Dafür haben sie den Krieg in Syrien vermasselt.
usw.

Die USA sind im Gegensatz zu Japan international verschuldet, mit 24 Billionen Dollar Staatsverschuldung (und nochmal 3 Billionen von den Bundesstaaten). Das entspricht 110% vom BIP oder 80.000 Dollar pro Person.

Die Erfolgsgeschichte des Euros

Dem Euro wird gern ein Nutzen unterstellt, weil er einen gemeinsamen Markt schafft. Aber den gab es bei der EWG auch schon, und die einheitliche Währung nutzt nicht allzu viel, wenn sowieso alles über Karte läuft. Ansonsten landet der deutsche Exportüberschuss bei den internationalen Besitzern der deutschen Exportfirmen. Für den Normalverbraucher bedeutet Exportüberschuss nur Konsumverzicht, und beim Staat kommt auch nichts vom Überschuss an, wie die notleidenden Staatsfinanzen zeigen.

Für den Euro haben sie uns die Mark (bzw. den Schilling) weggenommen.
Für den Euro haben sie uns die Zinsen weggenommen.
Für den Euro haben sie uns faule Kredite aufgepackt, die eigentlich den Banken gehören.
Und jetzt packen sie uns die Schulden von anderen Ländern auf, die schlechter gewirtschaftet haben und noch mehr unter dem Euro leiden (weil sie nicht abwerten können).

Als Beispiele für die Wirkung des Euros dienen wieder Griechenland und Italien. Den größten Teil ihrer Schulden haben sie unter dem Euro gemacht:
Griechenland hat 0.341 Billionen Schulden, entsprechend 181% BIP oder 31.000 Euros pro Person.
Italien hat 2.5 Billionen Schulden, entsprechend 131% BIP oder 41.000 Euros pro Person.
Maßnahme: weiter so!

So lautet ein aktueller Spruch von einem Euro-Politiker: "Auch der Letzte (hat) verstanden, dass wir eine gemeinsame Wirtschafts- und Finanzpolitik brauchen, um die Gemeinschaftswährung dauerhaft zu stabilisieren."

Aber wer will denn das angesichts der Probleme?

Mit gemeinsamer Wirtschafts- und Finanzpolitik sind die Probleme des ungleichen Wirtschaftserfolgs auch nicht behoben, und es wird immer noch die Abwertung für Griechenland und Italien gebraucht, die unter dem Euro nicht geht.
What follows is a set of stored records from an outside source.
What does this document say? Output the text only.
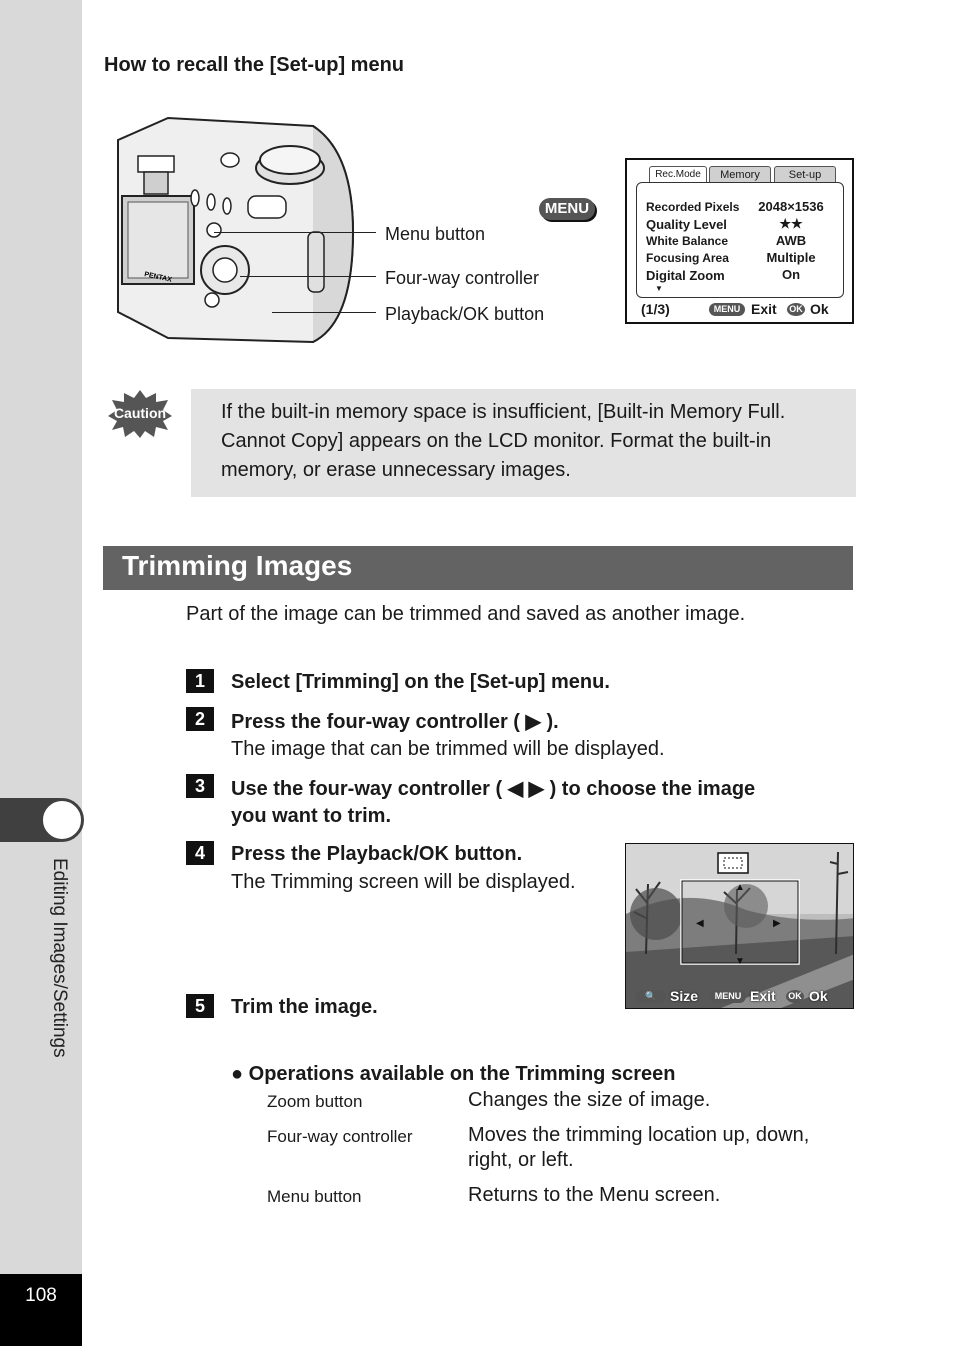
Editing Images/Settings
108
How to recall the [Set-up] menu
PENTAX
Menu button
Four-way controller
Playback/OK button
MENU
Rec.Mode	Memory	Set-up
Recorded Pixels	2048×1536
Quality Level	★★
White Balance	AWB
Focusing Area	Multiple
Digital Zoom	On
▼
(1/3)	MENU Exit OK Ok
Caution	If the built-in memory space is insufficient, [Built-in Memory Full. Cannot Copy] appears on the LCD monitor. Format the built-in memory, or erase unnecessary images.
Trimming Images
Part of the image can be trimmed and saved as another image.
1	Select [Trimming] on the [Set-up] menu.
2	Press the four-way controller ( ▶ ).
The image that can be trimmed will be displayed.
3	Use the four-way controller ( ◀ ▶ ) to choose the image
you want to trim.
4	Press the Playback/OK button.
The Trimming screen will be displayed.
5	Trim the image.
▲
▼
◀	▶
🔍 Size	MENU Exit OK Ok
● Operations available on the Trimming screen
Zoom button	Changes the size of image.
Four-way controller	Moves the trimming location up, down, right, or left.
Menu button	Returns to the Menu screen.
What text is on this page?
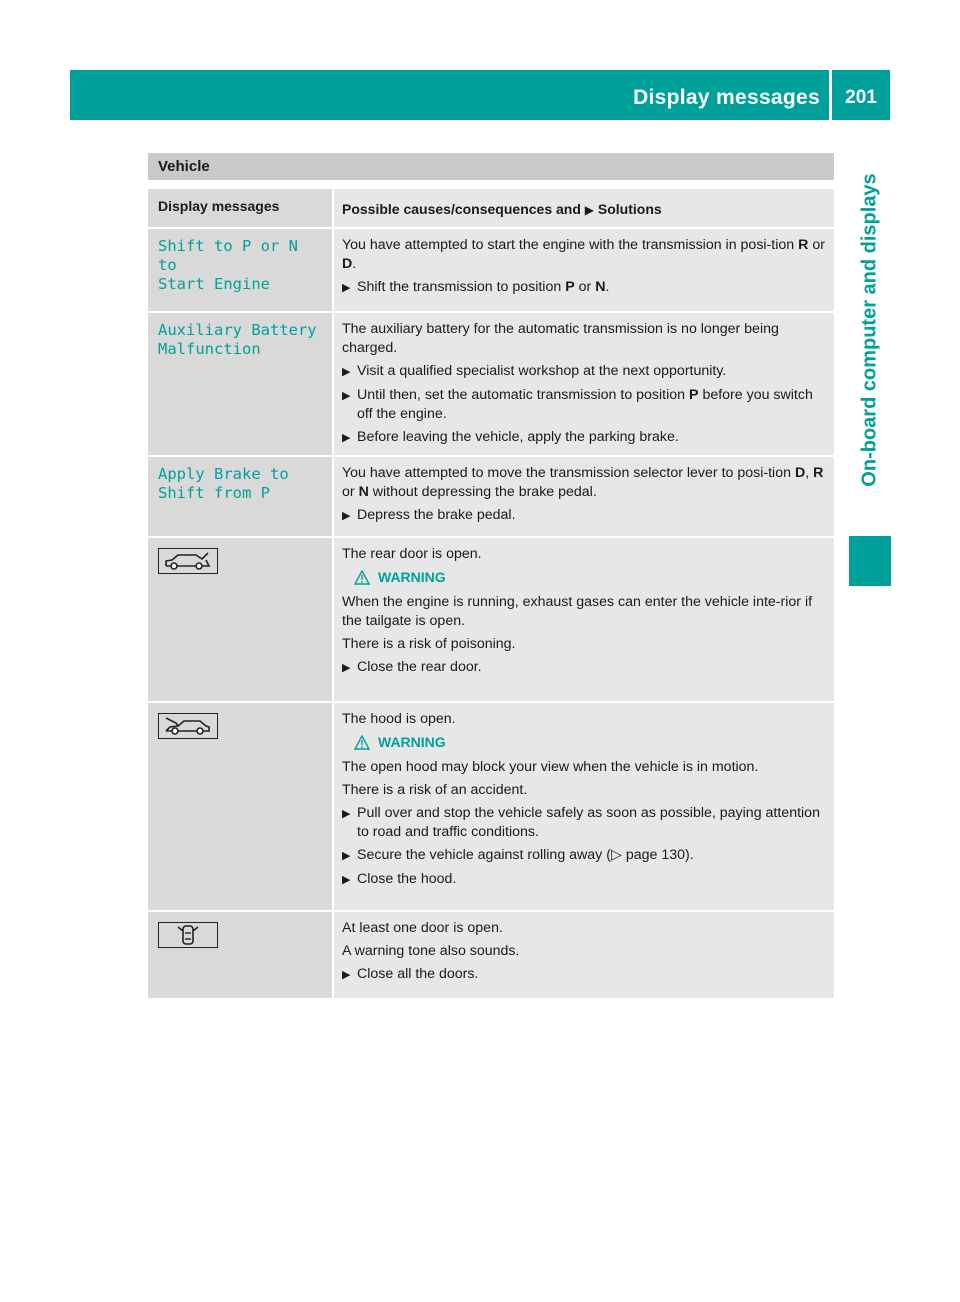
Display messages	201
On-board computer and displays
Vehicle
Display messages	Possible causes/consequences and ▶ Solutions
Shift to P or N to
Start Engine

You have attempted to start the engine with the transmission in posi-tion R or D.

▶ Shift the transmission to position P or N.
Auxiliary Battery
Malfunction

The auxiliary battery for the automatic transmission is no longer being charged.

▶ Visit a qualified specialist workshop at the next opportunity.
▶ Until then, set the automatic transmission to position P before you switch off the engine.
▶ Before leaving the vehicle, apply the parking brake.
Apply Brake to
Shift from P

You have attempted to move the transmission selector lever to posi-tion D, R or N without depressing the brake pedal.

▶ Depress the brake pedal.

The rear door is open.

WARNING

When the engine is running, exhaust gases can enter the vehicle inte-rior if the tailgate is open.

There is a risk of poisoning.

▶ Close the rear door.

The hood is open.

WARNING

The open hood may block your view when the vehicle is in motion.

There is a risk of an accident.

▶ Pull over and stop the vehicle safely as soon as possible, paying attention to road and traffic conditions.
▶ Secure the vehicle against rolling away (▷ page 130).
▶ Close the hood.

At least one door is open.

A warning tone also sounds.

▶ Close all the doors.
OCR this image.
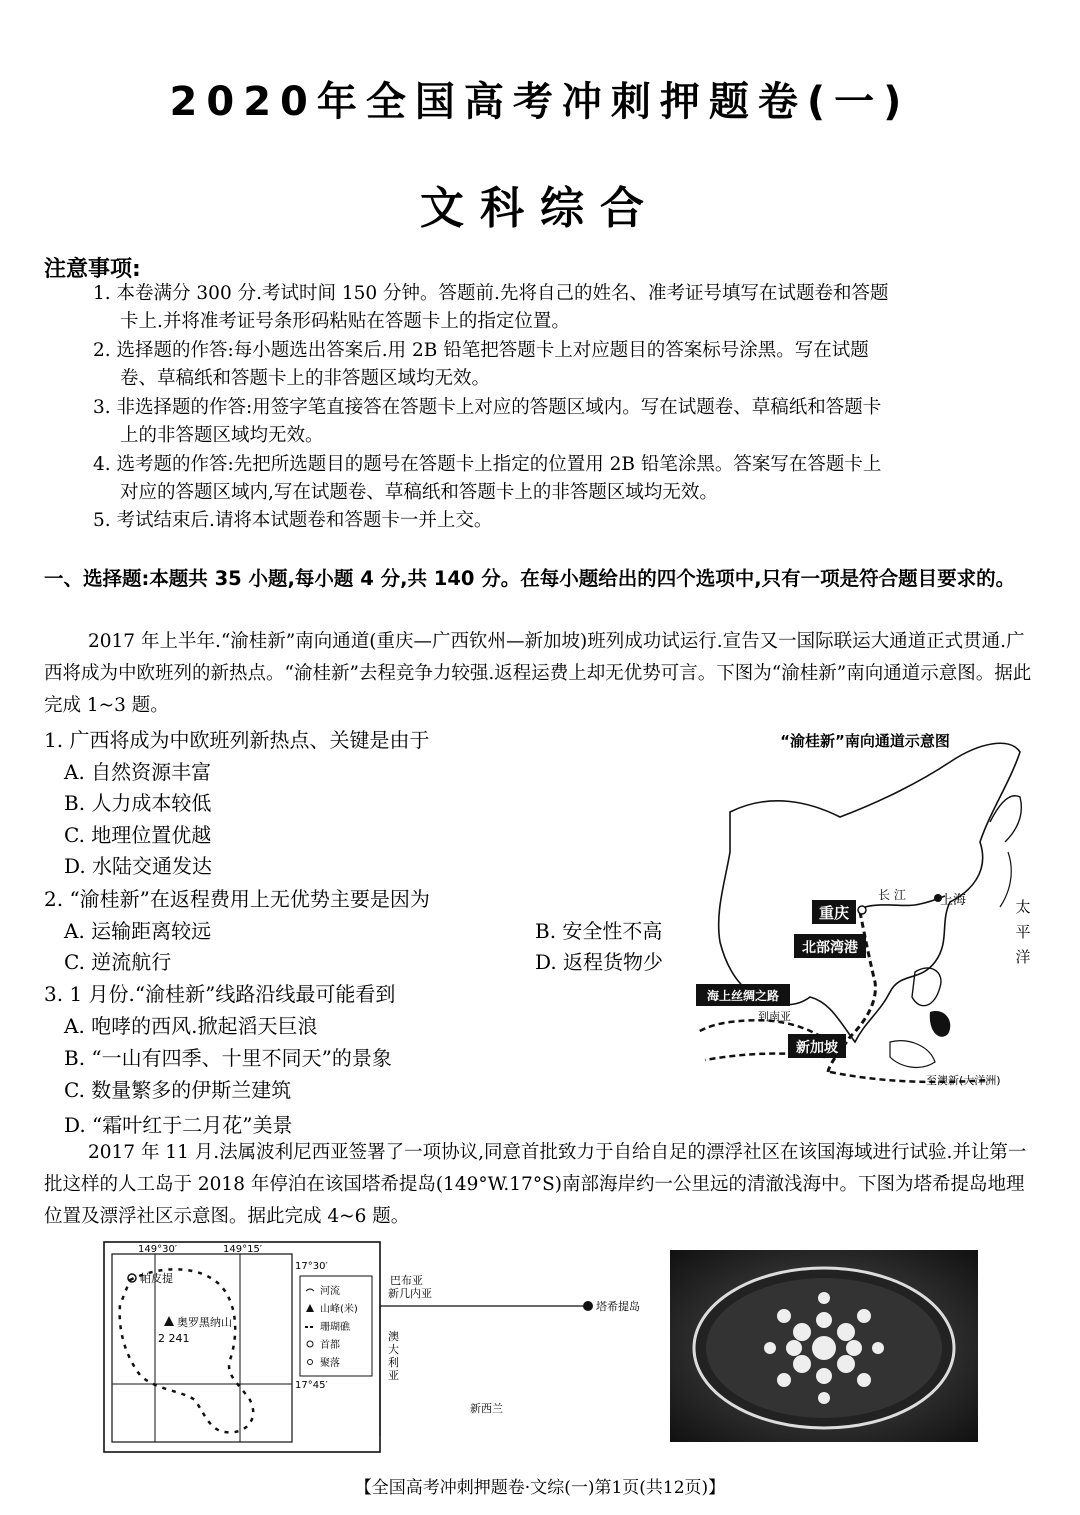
2020年全国高考冲刺押题卷(一)
文科综合
注意事项:
1. 本卷满分 300 分.考试时间 150 分钟。答题前.先将自己的姓名、准考证号填写在试题卷和答题
卡上.并将准考证号条形码粘贴在答题卡上的指定位置。
2. 选择题的作答:每小题选出答案后.用 2B 铅笔把答题卡上对应题目的答案标号涂黑。写在试题
卷、草稿纸和答题卡上的非答题区域均无效。
3. 非选择题的作答:用签字笔直接答在答题卡上对应的答题区域内。写在试题卷、草稿纸和答题卡
上的非答题区域均无效。
4. 选考题的作答:先把所选题目的题号在答题卡上指定的位置用 2B 铅笔涂黑。答案写在答题卡上
对应的答题区域内,写在试题卷、草稿纸和答题卡上的非答题区域均无效。
5. 考试结束后.请将本试题卷和答题卡一并上交。
一、选择题:本题共 35 小题,每小题 4 分,共 140 分。在每小题给出的四个选项中,只有一项是符合题目要求的。
2017 年上半年.“渝桂新”南向通道(重庆—广西钦州—新加坡)班列成功试运行.宣告又一国际联运大通道正式贯通.广西将成为中欧班列的新热点。“渝桂新”去程竞争力较强.返程运费上却无优势可言。下图为“渝桂新”南向通道示意图。据此完成 1~3 题。
1. 广西将成为中欧班列新热点、关键是由于
A. 自然资源丰富
B. 人力成本较低
C. 地理位置优越
D. 水陆交通发达
2. “渝桂新”在返程费用上无优势主要是因为
A. 运输距离较远	B. 安全性不高
C. 逆流航行	D. 返程货物少
3. 1 月份.“渝桂新”线路沿线最可能看到
A. 咆哮的西风.掀起滔天巨浪
B. “一山有四季、十里不同天”的景象
C. 数量繁多的伊斯兰建筑
D. “霜叶红于二月花”美景
“渝桂新”南向通道示意图
重庆
北部湾港
新加坡
长 江	上海	太平洋
海上丝绸之路
到南亚
至澳新(大洋洲)
2017 年 11 月.法属波利尼西亚签署了一项协议,同意首批致力于自给自足的漂浮社区在该国海域进行试验.并让第一批这样的人工岛于 2018 年停泊在该国塔希提岛(149°W.17°S)南部海岸约一公里远的清澈浅海中。下图为塔希提岛地理位置及漂浮社区示意图。据此完成 4~6 题。
149°30′	149°15′
17°30′
17°45′
帕皮提
奥罗黑纳山
2 241
河流
山峰(米)
珊瑚礁
首都
聚落
塔希提岛
巴布亚新几内亚
澳大利亚
新西兰
【全国高考冲刺押题卷·文综(一)第1页(共12页)】
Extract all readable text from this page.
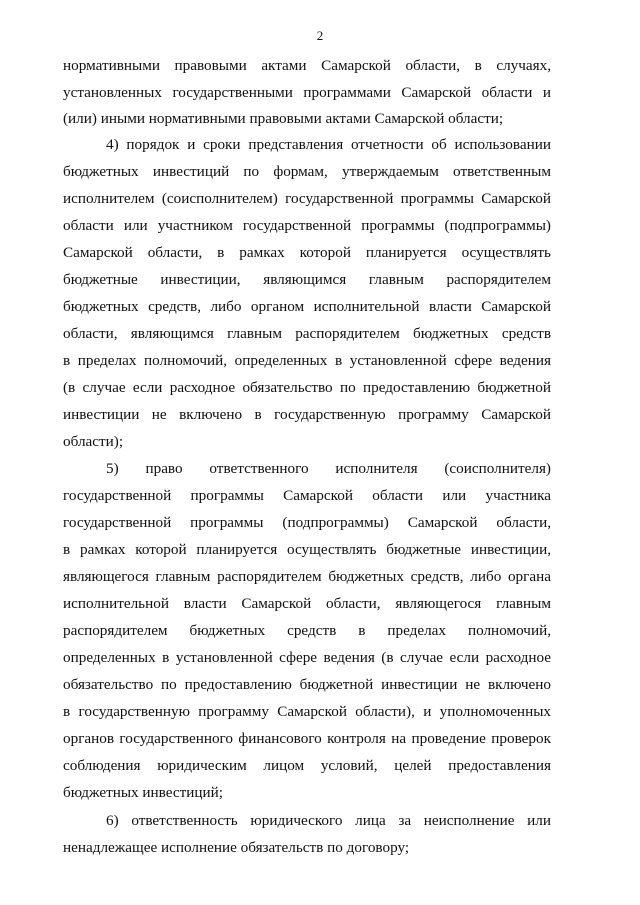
2
нормативными правовыми актами Самарской области, в случаях,
установленных государственными программами Самарской области и
(или) иными нормативными правовыми актами Самарской области;
4) порядок и сроки представления отчетности об использовании
бюджетных инвестиций по формам, утверждаемым ответственным
исполнителем (соисполнителем) государственной программы Самарской
области или участником государственной программы (подпрограммы)
Самарской области, в рамках которой планируется осуществлять
бюджетные инвестиции, являющимся главным распорядителем
бюджетных средств, либо органом исполнительной власти Самарской
области, являющимся главным распорядителем бюджетных средств
в пределах полномочий, определенных в установленной сфере ведения
(в случае если расходное обязательство по предоставлению бюджетной
инвестиции не включено в государственную программу Самарской
области);
5) право ответственного исполнителя (соисполнителя)
государственной программы Самарской области или участника
государственной программы (подпрограммы) Самарской области,
в рамках которой планируется осуществлять бюджетные инвестиции,
являющегося главным распорядителем бюджетных средств, либо органа
исполнительной власти Самарской области, являющегося главным
распорядителем бюджетных средств в пределах полномочий,
определенных в установленной сфере ведения (в случае если расходное
обязательство по предоставлению бюджетной инвестиции не включено
в государственную программу Самарской области), и уполномоченных
органов государственного финансового контроля на проведение проверок
соблюдения юридическим лицом условий, целей предоставления
бюджетных инвестиций;
6) ответственность юридического лица за неисполнение или
ненадлежащее исполнение обязательств по договору;
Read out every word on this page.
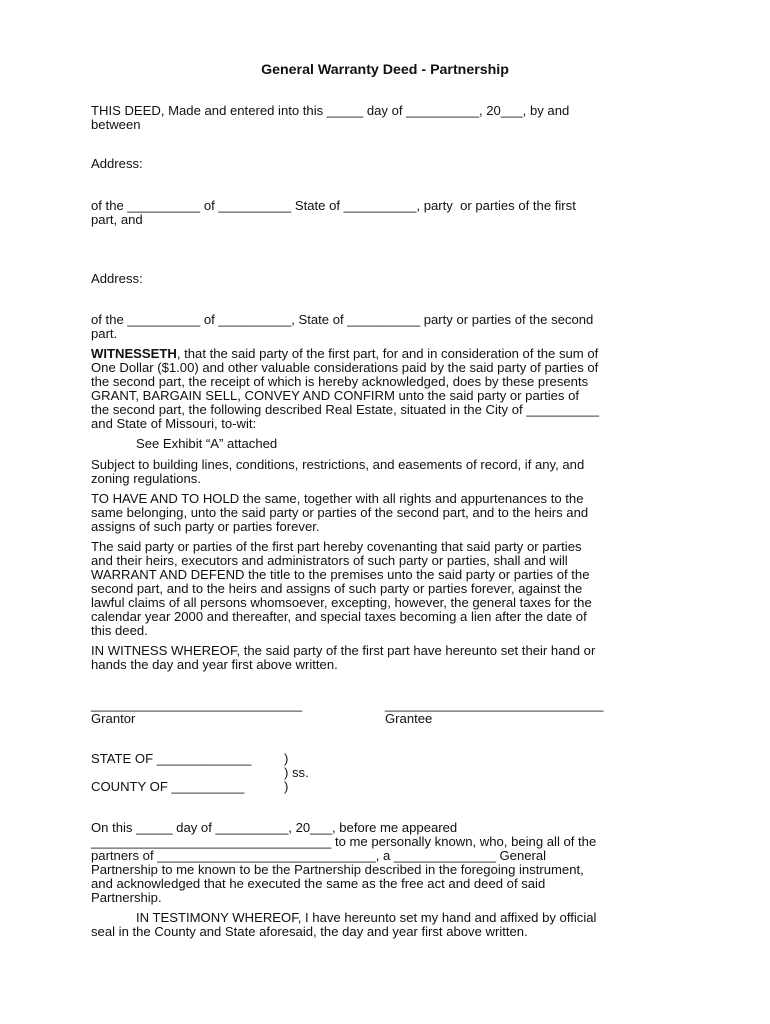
General Warranty Deed - Partnership

THIS DEED, Made and entered into this _____ day of __________, 20___, by and

between

Address:

of the __________ of __________ State of __________, party  or parties of the first

part, and

Address:

of the __________ of __________, State of __________ party or parties of the second

part.

WITNESSETH, that the said party of the first part, for and in consideration of the sum of

One Dollar ($1.00) and other valuable considerations paid by the said party of parties of

the second part, the receipt of which is hereby acknowledged, does by these presents

GRANT, BARGAIN SELL, CONVEY AND CONFIRM unto the said party or parties of

the second part, the following described Real Estate, situated in the City of __________

and State of Missouri, to-wit:

See Exhibit “A” attached

Subject to building lines, conditions, restrictions, and easements of record, if any, and

zoning regulations.

TO HAVE AND TO HOLD the same, together with all rights and appurtenances to the

same belonging, unto the said party or parties of the second part, and to the heirs and

assigns of such party or parties forever.

The said party or parties of the first part hereby covenanting that said party or parties

and their heirs, executors and administrators of such party or parties, shall and will

WARRANT AND DEFEND the title to the premises unto the said party or parties of the

second part, and to the heirs and assigns of such party or parties forever, against the

lawful claims of all persons whomsoever, excepting, however, the general taxes for the

calendar year 2000 and thereafter, and special taxes becoming a lien after the date of

this deed.

IN WITNESS WHEREOF, the said party of the first part have hereunto set their hand or

hands the day and year first above written.

_____________________________	______________________________

Grantor	Grantee

STATE OF _____________ )

) ss.

COUNTY OF __________	)

On this _____ day of __________, 20___, before me appeared

_________________________________ to me personally known, who, being all of the

partners of ______________________________, a ______________ General

Partnership to me known to be the Partnership described in the foregoing instrument,

and acknowledged that he executed the same as the free act and deed of said

Partnership.

IN TESTIMONY WHEREOF, I have hereunto set my hand and affixed by official

seal in the County and State aforesaid, the day and year first above written.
Vielmehr wirkt der Euro wie eine Aufforderung, weiterzuwursteln und sich Reformen zu schenken, weil ja alles gerettet wird, was genug Zerstörungspotential hat.

Als die tech bubble (Dotcom-Blase) platzte, ging es um ca. 15 Billionen Dollars. Bei der housing bubble (Bankencrash) ging es um ca. 30 Billionen. Jetzt, bei der bond bubble spricht man von 250 Billionen. Das muss nicht wahr sein, bei der pervertierten Finanzpolitik gibt es ja keine seriösen Angaben darüber, was alles im prekären Bereich liegt. Doch da alle so fleißig an der neuen bubble mitwirken, dürfte es sehr viel sein.